Dia hanya tidak ingin orang di luar sana menjadikan keluarganya sebagai bahan berita. Apalagi saat ini banyak sekali isu rumah tangga yang tidak harmonis di kalangan pengusaha dan juga para artis artis tanah air.
Yudha keluar kamar dan menuju kamar putrinya yang saat ini masih di temani oleh pelayan di rumah ini. Sebenarnya Yudha sedikit khawatir karna pelayan ini bukanlah ahli dalam mengurus anak anak.
Ceklek
Yudha membuka pintu kamar Safira dan masuk ke dalamnya. Dia melihat gadis kecilnya baru saja selesai mandi dan sedang minum susu di botol susunya sambil di pangku oleh pelayan di rumah ini.
"Kamu boleh kembali ke kamarmu sampai nanti aku berangkat kerja" kata Yudha dingin
Pelayan mengangguk hormat "Baik Tuan"
Setelah pelayan keluar dan menutup kembali pintu kamar Safira. Yudha menghampiri anaknya yang sedang duduk dengan botol susu masih di mulut nya.

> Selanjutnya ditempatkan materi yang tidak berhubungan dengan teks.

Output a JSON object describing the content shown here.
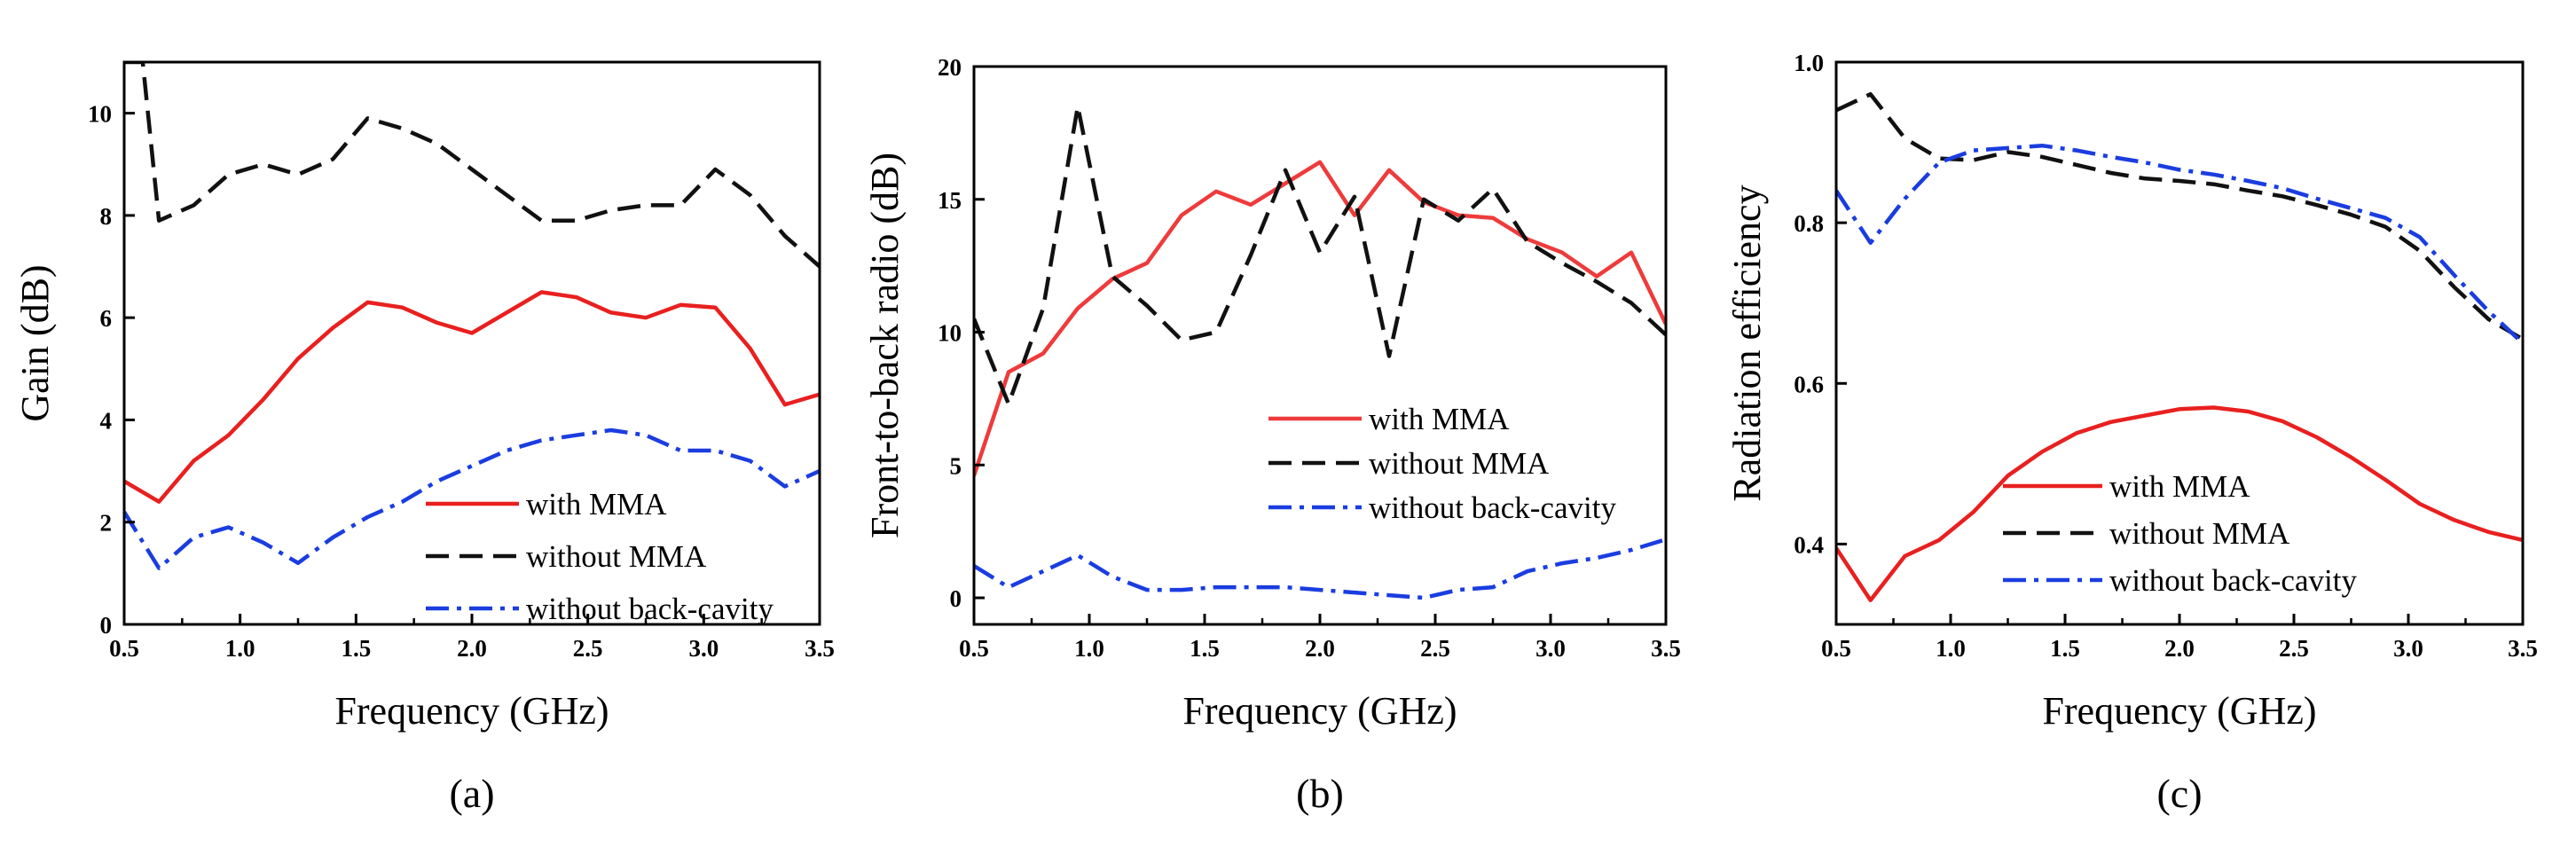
{
  "chart_data": [
    {
      "type": "line",
      "panel_label": "(a)",
      "xlabel": "Frequency (GHz)",
      "ylabel": "Gain (dB)",
      "xlim": [
        0.5,
        3.5
      ],
      "ylim": [
        0,
        11
      ],
      "xticks": [
        0.5,
        1.0,
        1.5,
        2.0,
        2.5,
        3.0,
        3.5
      ],
      "xtick_labels": [
        "0.5",
        "1.0",
        "1.5",
        "2.0",
        "2.5",
        "3.0",
        "3.5"
      ],
      "yticks": [
        0,
        2,
        4,
        6,
        8,
        10
      ],
      "ytick_labels": [
        "0",
        "2",
        "4",
        "6",
        "8",
        "10"
      ],
      "legend_position": "bottom-right",
      "series": [
        {
          "name": "with MMA",
          "color": "#e8201f",
          "dash": "solid",
          "x": [
            0.5,
            0.65,
            0.8,
            0.95,
            1.1,
            1.25,
            1.4,
            1.55,
            1.7,
            1.85,
            2.0,
            2.15,
            2.3,
            2.45,
            2.6,
            2.75,
            2.9,
            3.05,
            3.2,
            3.35,
            3.5
          ],
          "y": [
            2.8,
            2.4,
            3.2,
            3.7,
            4.4,
            5.2,
            5.8,
            6.3,
            6.2,
            5.9,
            5.7,
            6.1,
            6.5,
            6.4,
            6.1,
            6.0,
            6.25,
            6.2,
            5.4,
            4.3,
            4.5
          ]
        },
        {
          "name": "without MMA",
          "color": "#111111",
          "dash": "dashed",
          "x": [
            0.5,
            0.58,
            0.65,
            0.8,
            0.95,
            1.1,
            1.25,
            1.4,
            1.55,
            1.7,
            1.85,
            2.0,
            2.15,
            2.3,
            2.45,
            2.6,
            2.75,
            2.9,
            3.05,
            3.2,
            3.35,
            3.5
          ],
          "y": [
            11.0,
            11.0,
            7.9,
            8.2,
            8.8,
            9.0,
            8.8,
            9.1,
            9.9,
            9.7,
            9.4,
            8.9,
            8.4,
            7.9,
            7.9,
            8.1,
            8.2,
            8.2,
            8.9,
            8.4,
            7.6,
            7.0
          ]
        },
        {
          "name": "without back-cavity",
          "color": "#1a3de0",
          "dash": "dashdot",
          "x": [
            0.5,
            0.65,
            0.8,
            0.95,
            1.1,
            1.25,
            1.4,
            1.55,
            1.7,
            1.85,
            2.0,
            2.15,
            2.3,
            2.45,
            2.6,
            2.75,
            2.9,
            3.05,
            3.2,
            3.35,
            3.5
          ],
          "y": [
            2.2,
            1.1,
            1.7,
            1.9,
            1.6,
            1.2,
            1.7,
            2.1,
            2.4,
            2.8,
            3.1,
            3.4,
            3.6,
            3.7,
            3.8,
            3.7,
            3.4,
            3.4,
            3.2,
            2.7,
            3.0
          ]
        }
      ]
    },
    {
      "type": "line",
      "panel_label": "(b)",
      "xlabel": "Frequency (GHz)",
      "ylabel": "Front-to-back radio (dB)",
      "xlim": [
        0.5,
        3.5
      ],
      "ylim": [
        -1,
        20
      ],
      "xticks": [
        0.5,
        1.0,
        1.5,
        2.0,
        2.5,
        3.0,
        3.5
      ],
      "xtick_labels": [
        "0.5",
        "1.0",
        "1.5",
        "2.0",
        "2.5",
        "3.0",
        "3.5"
      ],
      "yticks": [
        0,
        5,
        10,
        15,
        20
      ],
      "ytick_labels": [
        "0",
        "5",
        "10",
        "15",
        "20"
      ],
      "legend_position": "center-right",
      "series": [
        {
          "name": "with MMA",
          "color": "#ee3b3b",
          "dash": "solid",
          "x": [
            0.5,
            0.65,
            0.8,
            0.95,
            1.1,
            1.25,
            1.4,
            1.55,
            1.7,
            1.85,
            2.0,
            2.15,
            2.3,
            2.45,
            2.6,
            2.75,
            2.9,
            3.05,
            3.2,
            3.35,
            3.5
          ],
          "y": [
            4.6,
            8.5,
            9.2,
            10.9,
            12.0,
            12.6,
            14.4,
            15.3,
            14.8,
            15.6,
            16.4,
            14.4,
            16.1,
            14.9,
            14.4,
            14.3,
            13.5,
            13.0,
            12.1,
            13.0,
            10.3
          ]
        },
        {
          "name": "without MMA",
          "color": "#111111",
          "dash": "dashed",
          "x": [
            0.5,
            0.65,
            0.8,
            0.95,
            1.1,
            1.25,
            1.4,
            1.55,
            1.7,
            1.85,
            2.0,
            2.15,
            2.3,
            2.45,
            2.6,
            2.75,
            2.9,
            3.05,
            3.2,
            3.35,
            3.5
          ],
          "y": [
            10.5,
            7.3,
            10.9,
            18.5,
            12.1,
            11.0,
            9.7,
            10.0,
            12.9,
            16.1,
            13.0,
            15.1,
            9.1,
            15.0,
            14.2,
            15.4,
            13.4,
            12.6,
            11.9,
            11.1,
            9.9
          ]
        },
        {
          "name": "without back-cavity",
          "color": "#1a3de0",
          "dash": "dashdot",
          "x": [
            0.5,
            0.65,
            0.8,
            0.95,
            1.1,
            1.25,
            1.4,
            1.55,
            1.7,
            1.85,
            2.0,
            2.15,
            2.3,
            2.45,
            2.6,
            2.75,
            2.9,
            3.05,
            3.2,
            3.35,
            3.5
          ],
          "y": [
            1.2,
            0.4,
            1.0,
            1.6,
            0.8,
            0.3,
            0.3,
            0.4,
            0.4,
            0.4,
            0.3,
            0.2,
            0.1,
            0.0,
            0.3,
            0.4,
            1.0,
            1.3,
            1.5,
            1.8,
            2.2
          ]
        }
      ]
    },
    {
      "type": "line",
      "panel_label": "(c)",
      "xlabel": "Frequency (GHz)",
      "ylabel": "Radiation efficiency",
      "xlim": [
        0.5,
        3.5
      ],
      "ylim": [
        0.3,
        1.0
      ],
      "xticks": [
        0.5,
        1.0,
        1.5,
        2.0,
        2.5,
        3.0,
        3.5
      ],
      "xtick_labels": [
        "0.5",
        "1.0",
        "1.5",
        "2.0",
        "2.5",
        "3.0",
        "3.5"
      ],
      "yticks": [
        0.4,
        0.6,
        0.8,
        1.0
      ],
      "ytick_labels": [
        "0.4",
        "0.6",
        "0.8",
        "1.0"
      ],
      "legend_position": "bottom-center",
      "series": [
        {
          "name": "with MMA",
          "color": "#e8201f",
          "dash": "solid",
          "x": [
            0.5,
            0.65,
            0.8,
            0.95,
            1.1,
            1.25,
            1.4,
            1.55,
            1.7,
            1.85,
            2.0,
            2.15,
            2.3,
            2.45,
            2.6,
            2.75,
            2.9,
            3.05,
            3.2,
            3.35,
            3.5
          ],
          "y": [
            0.395,
            0.33,
            0.385,
            0.405,
            0.44,
            0.485,
            0.515,
            0.538,
            0.552,
            0.56,
            0.568,
            0.57,
            0.565,
            0.553,
            0.533,
            0.508,
            0.48,
            0.45,
            0.43,
            0.415,
            0.405
          ]
        },
        {
          "name": "without MMA",
          "color": "#111111",
          "dash": "dashed",
          "x": [
            0.5,
            0.65,
            0.8,
            0.95,
            1.1,
            1.25,
            1.4,
            1.55,
            1.7,
            1.85,
            2.0,
            2.15,
            2.3,
            2.45,
            2.6,
            2.75,
            2.9,
            3.05,
            3.2,
            3.35,
            3.5
          ],
          "y": [
            0.94,
            0.96,
            0.905,
            0.88,
            0.878,
            0.888,
            0.882,
            0.872,
            0.862,
            0.855,
            0.852,
            0.848,
            0.84,
            0.833,
            0.822,
            0.81,
            0.795,
            0.765,
            0.72,
            0.68,
            0.655
          ]
        },
        {
          "name": "without back-cavity",
          "color": "#1a3de0",
          "dash": "dashdot",
          "x": [
            0.5,
            0.65,
            0.8,
            0.95,
            1.1,
            1.25,
            1.4,
            1.55,
            1.7,
            1.85,
            2.0,
            2.15,
            2.3,
            2.45,
            2.6,
            2.75,
            2.9,
            3.05,
            3.2,
            3.35,
            3.5
          ],
          "y": [
            0.84,
            0.775,
            0.83,
            0.875,
            0.89,
            0.893,
            0.896,
            0.89,
            0.882,
            0.875,
            0.866,
            0.86,
            0.852,
            0.843,
            0.83,
            0.818,
            0.806,
            0.782,
            0.735,
            0.69,
            0.65
          ]
        }
      ]
    }
  ]
}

Yudha meraih tubuh gadis kecilnya dan memangkunya. Mencium puncak kepala Safira dengan penuh kasih sayang.
"Sehat sehat terus, untuk Daddy Nak"
Safira juga salah satunya alasan Yudha bertahan dengan pernikahan yang hanya di lingkupi dengan kepura puraan ini. Jika saja Safira tidak hadir dalam hidupnya, mungkin sudah lama Yudha mengakhiri pernikahan nya bersama Eliana.
Namun, bayi kecil yang lahir dengan tangisan saat itu adalah kebahagiaan tersendiri untuk Yudha. Meski Eliana bahkan tidak mau menggendong nya dengan alasan dia masih lemah pasca lahiran.
"Aku masih lemah Sayang, nanti saja aku gendongnya. Oh ya, kamu suruh asisten kamu itu buat beliin susu formula ya. Aku gak mau tubuhku rusak karna harus menyusuinya."
"Aku sudah banyak berkorban untuk bisa melahirkan dia dengan selamat ke dunia ini. Dan satu lagi, aku sudah menjadwalkan operasi ke luar negri untuk memperbaiku tubuhku yang rusak"
Begitulah ucapan Eliana saat Yudha akan memberikan Safira yang baru lahir untuk di gendongnya dan di susui.
Kamu akan baik baik saja bersama Daddy, tanpa atau dengan adanya Mommy kamu.
...🐝🐝🐝🐝🐝🐝🐝🐝🐝...
"Apa Bi? Nist dapat kerjaan di kota? Alhamdulillah atuh, tapi bagaimana dengan Evan?"
"Tenanglah, Evan bisa ikut denganmu. Nanti di sana ada temen Bibi yang bisa kamu mintai tolong untuk menjaga Evan"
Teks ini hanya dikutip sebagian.